No dobra, to napisze wam w końcu trochę o naszej wyprawie po Portugalii bo wiem, że się doczekać nie możecie :)
To już prawie miesiąc minął.. strasznie szybko :(
Przygotowania do wyjazdu zaczęłam dosyć wcześnie, bo chciałam znaleźć couchsurferów (oczywiście), a dla 3 osób to nie takie proste... I tak zresztą jak zwykle wszystko wyszło na ostatnią minutę.
Ania i Kamil przyjechali w dzień ulewnego deszczu. Oczywiście dzień wcześniej była piękna pogoda i cieplutko :) Ja wiem że oni zapakowali ten polski mróz do podręcznego! Po szybkim lunchu mimo deszczu nieustraszona trójka zapakowała się do jeszcze bardziej nieustraszonego Fiacika i ruszyła w kierunku Lagos. W czasie deszczu dzieci się nudzą, a zdesperowani turyści próbują zwiedzać. My też próbowaliśmy, chociaż przyjemność spacerowania po uliczkach, kiedy buty zaczynają przemakać jest jednak średnia. Ponieważ zrezygnowaliśmy z Sagres, postanowiłam zabrać ich na Ponta de Piedade, które choć w mniejszej skali, jednak jest nie mniej malownicze.
Po nocy spędzonej na lotnisku i portugalskiej kolacji moi goście padli dosyć szybko :)
Następnego dnia wyruszyliśmy do Evory! Z krótkim przystankiem w Silves- dawnej stolicy mauretańskiego Algarve, i Portel (jedno z wielu typowych miasteczek z górującym nad nim zamkiem).
Evora jest rzeczywiście warta odwiedzenia, chociaż myślę że opinie, iż jest to najpiękniejsze portugalskie miasto są mocno nasycone lokalnym patriotyzmem :) Po dosyć intensywnym zwiedzaniu wieczorem poszliśmy na kolację z couchami: Claudio i Xaną, u których mieliśmy spędzić noc. Niesamowita para! Niby normalni a wprost emanują pozytywna energią. Bardzo energetyczną energią :) Po kolacji próbowaliśmy nadążyć naszym Fiacikiem za ich wypasionym autem. I w końcu dotarliśmy do miejscówki, nie mniej wypasionej niż auto. Chyba pierwszy raz trafiłam na taki couch. Full service, łącznie z barkiem i barmanką, czyli Xaną wyciągającą zasoby domowego barku.
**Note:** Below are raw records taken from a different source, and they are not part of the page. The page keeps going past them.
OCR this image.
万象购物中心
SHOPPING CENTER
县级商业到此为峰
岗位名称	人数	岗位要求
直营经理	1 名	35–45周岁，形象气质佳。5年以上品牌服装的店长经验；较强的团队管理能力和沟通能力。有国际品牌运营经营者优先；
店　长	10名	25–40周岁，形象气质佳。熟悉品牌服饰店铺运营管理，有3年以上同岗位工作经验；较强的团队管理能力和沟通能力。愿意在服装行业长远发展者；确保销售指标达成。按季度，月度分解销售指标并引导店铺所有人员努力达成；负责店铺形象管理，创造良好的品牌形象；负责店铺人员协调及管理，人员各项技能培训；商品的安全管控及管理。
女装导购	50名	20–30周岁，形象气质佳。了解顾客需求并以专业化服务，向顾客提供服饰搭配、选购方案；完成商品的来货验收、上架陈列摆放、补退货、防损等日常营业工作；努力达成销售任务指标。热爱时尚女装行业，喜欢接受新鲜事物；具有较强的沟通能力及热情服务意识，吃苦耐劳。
Rano natomiast mieliśmy namiastkę portugalskich obyczajów: wieczór wcześniej zostaliśmy uprzedzeni, że cała rodzinka koło 9 rano wyjeżdża do Lizbony. Więc wstałam koło 8 żeby się ogarnąć, coś zjeść. Na 9 byliśmy gotowi, a oni tymczasem około 9 zaczęli dopiero się przebudzać, wcale się nie śpiesząc. No cóż.. widocznie ważne spotkanie może poczekać.. :)
Drugi dzień poświęciliśmy na Lizbonę i Belem. Dla mnie Lizbona to była powtórka, natomiast w Belem postanowiłam w końcu wejść do klasztoru Hieronimitów. I warto było! jest rzeczywiście imponujący! Po tradycyjnym pasteis de Belem wyruszyliśmy w poszukiwaniu domu naszego kolejnego couchsurfera (okolice Sintry). Dotarliśmy do miejscowości bez większych problemów ale już znalezienie adresu stanowiło zbyt duże wyzwanie. Po dobrym pół godziny krążenia wkoło, Vasco (nasz drugi gospodarz) wyjechał po nas na stację. I tym razem trafiliśmy nieźle. Ja przynajmniej znalazłam z nim wspólny język, zresztą spędziliśmy cały wieczór i kawałek nocy gadając. Rano wyruszyliśmy do Sintry- ponoć najromantyczniejszego miasteczka Portugalii. Vasco znalazł dla nas trochę czasu i na początku pokazał nam miasteczko z grubsza. Rzeczywiście Sintra jest bajkowa. Piękne ogrody, teraz na wpół dzikie, gdzie miejscowa roślinność miesza się z okazami sprowadzanymi tu z całego świata przez kolejnych królów, z których każdy chciał pokazać swą świetność. Kompozycja wychodzi z tego iście szalona i niespotykana. Z pałaców Sintry zaliczyłam 3: Pałac Narodowy, Zamek Maurów i Quinta da Regaleira, z których ostatni, mimo ulewnego deszczu zrobił na mnie największe wrażenie.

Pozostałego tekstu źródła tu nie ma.